PRESENTER: Tom Wooldridge, Psy.D.
DISCUSSANT: Sarah Schoen, Ph.D.
This presentation develops a metapsychological view of anorexia nervosa, including its symptomatic presentation but also its etiology, mode of mental functioning, and object relations. Without the ability to contain anxieties about disintegration and falling apart, patients with anorexia must find ways to hold themselves together. The fear of becoming fat expressed by these patients is a means of expressing this fear of disintegration and, furthermore, the almost addictive experience of emaciation provides a secondary-skin formation that holds the personality together. Elaborating this idea, I develop the notion of the entropic body, a particular version of the false body employed by patients with anorexia nervosa. This body-state entails the dissociation of the libidinal body, eschewing desire and dependence in favor of omnipotently controlled safety and protection.
Bio: Tom Wooldridge, PsyD is an assistant professor at Golden Gate University, where he chairs the Psychology Department. He publishes widely in both empirical and psychoanalytic journals. His first book, Understanding Anorexia Nervosa in Males, presents an innovative new framework for thinking about a frequently overlooked population. Tom is also an Executive Director at the National Association for Males with Eating Disorders and a candidate at the Psychoanalytic Institute of Northern California.

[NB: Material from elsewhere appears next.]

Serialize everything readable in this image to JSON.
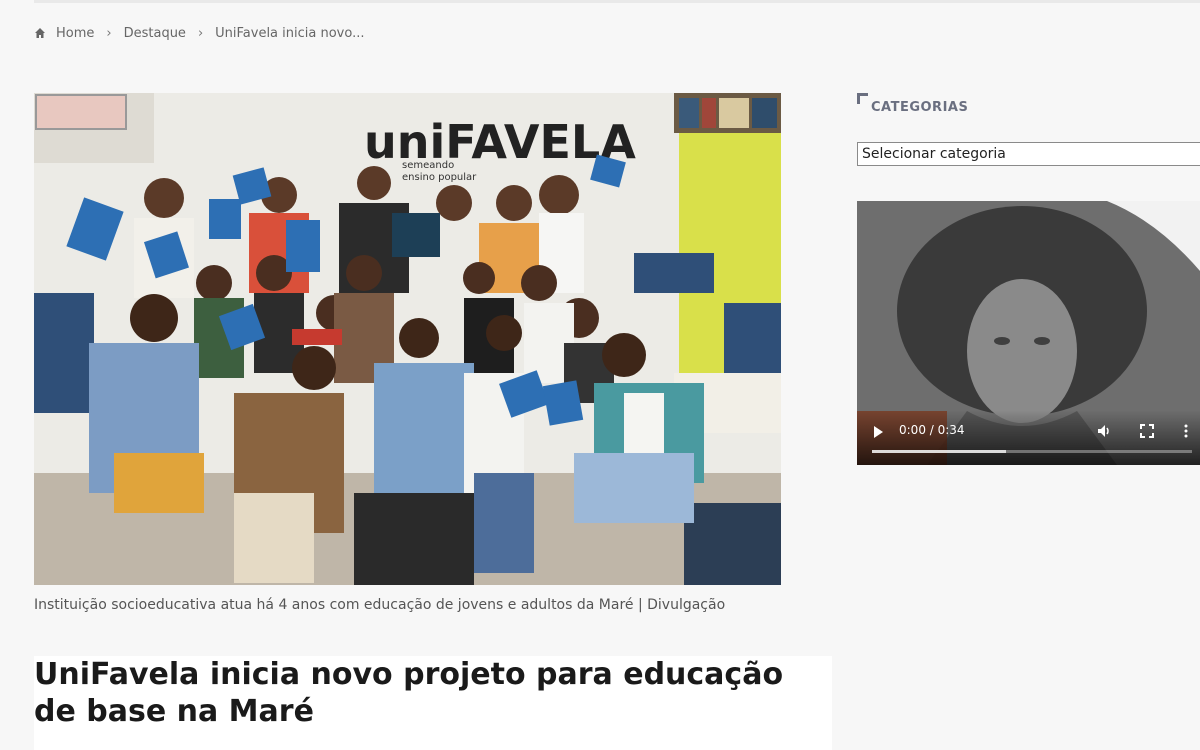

Sarah Schoen, Ph.D. is a Supervising Analyst and teaching faculty for psychoanalytic candidates at the William Alanson White Institute, as well as supervisor, faculty & Steering Committee member of White’s Eating Disorders Compulsions and Addictions Program. She is an Adjunct Clinical Professor of Psychology at the New York University Postdoctoral Program in Psychotherapy and an invited speaker at Columbia Psychoanalytic University Center for Psychoanalytic Training and Research.